Photo Philippe Huguen/AFP

Selon l’Insee, qui publie ses chiffres trimestriels, pour la première fois depuis 2012, le taux de chômage en France est redescendu sous les 10 %. Une bonne nouvelle à modérer toutefois par la hausse du travail précaire et intermittent.

Après s’être stabilisé en début d’année, l’indicateur, mesuré selon les normes du Bureau international du travail (BIT), s’est replié de 0,3 point, à 9,6% de la population active en métropole et 9,9% avec l’Outre-mer, a annoncé l’Institut national de la statistique ce jeudi.
Le taux en France entière repasse sous la barre symbolique des 10% pour la première fois depuis le 3e trimestre 2012.
Au total, l’Insee a comptabilisé au deuxième trimestre 2,767 millions de chômeurs en métropole (-2,6% sur le trimestre, -4,6% sur l’année).
La baisse trimestrielle a profité à toutes les classes d’âge. Les 15-24 ans, qui restent les actifs les plus touchés par le chômage, ont vu leur taux se replier à 23,7% (-0,4 pt). Quant au taux des 50 ans ou plus, il a reculé de 0,1 point à 6,4%.
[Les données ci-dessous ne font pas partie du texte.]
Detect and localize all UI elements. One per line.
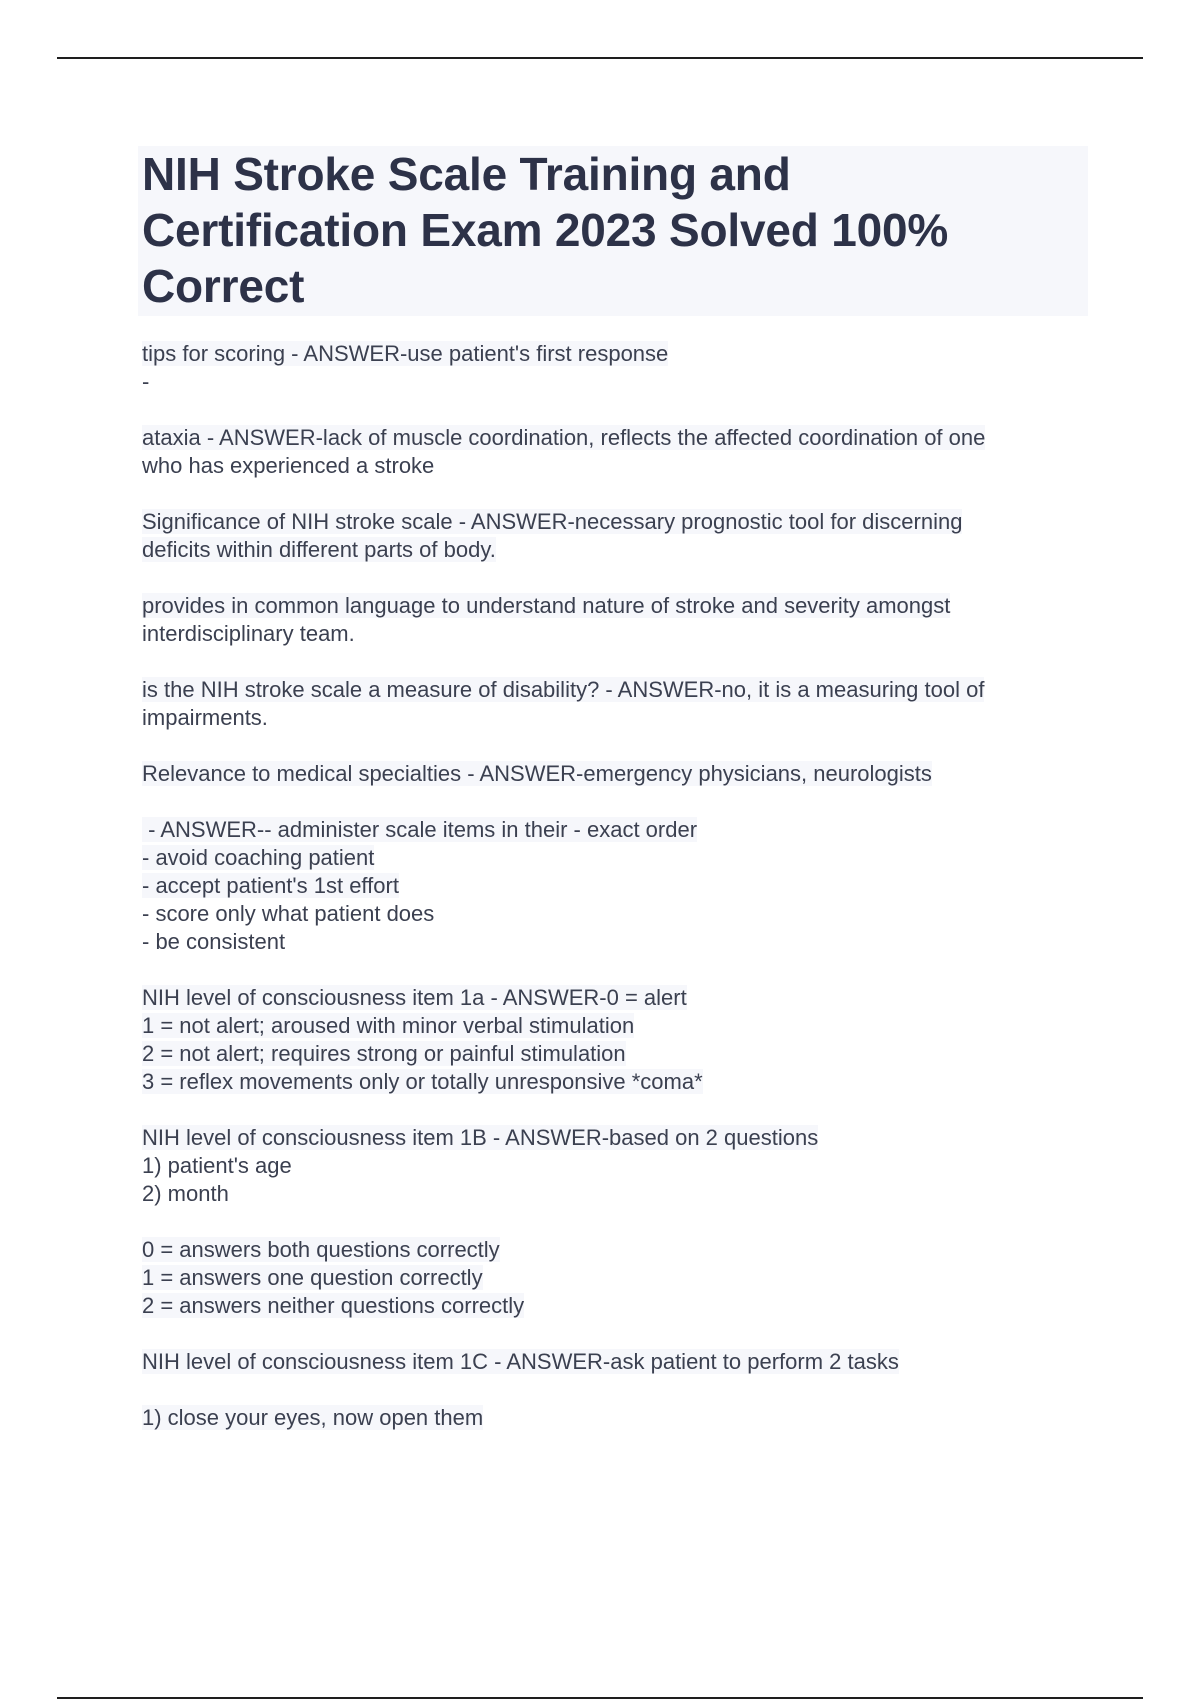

graph1-insee dans POLITIQUE

L’effet « halo »

En France métropolitaine, parmi les personnes inactives, 1,5 million souhaitent un emploi sans être comptées comme chômeurs. C’est-à-dire que ces personnes ne cherchent pas activement et ne sont pas inscrites à Pole emploi, ou ne sont pas disponibles immédiatement mais veulent travailler. Dans le jargon de l’Insee, c’est le halo de chômage et leur nombre est en hausse de 29.000 sur le trimestre et de 43.000 sur un an. Ce qui modère la baisse. En outre, c’est le taux d’emploi en CDD et en intérim qui augmente. De même que les travailleurs en sous-emplois (+0,3%), c’est-à-dire qui travaillent en temps partiel mais insuffisamment pour vivre. 6,7 % des travailleurs sont désormais dans cette situation, principalement des femmes qui subissent le temps partiel.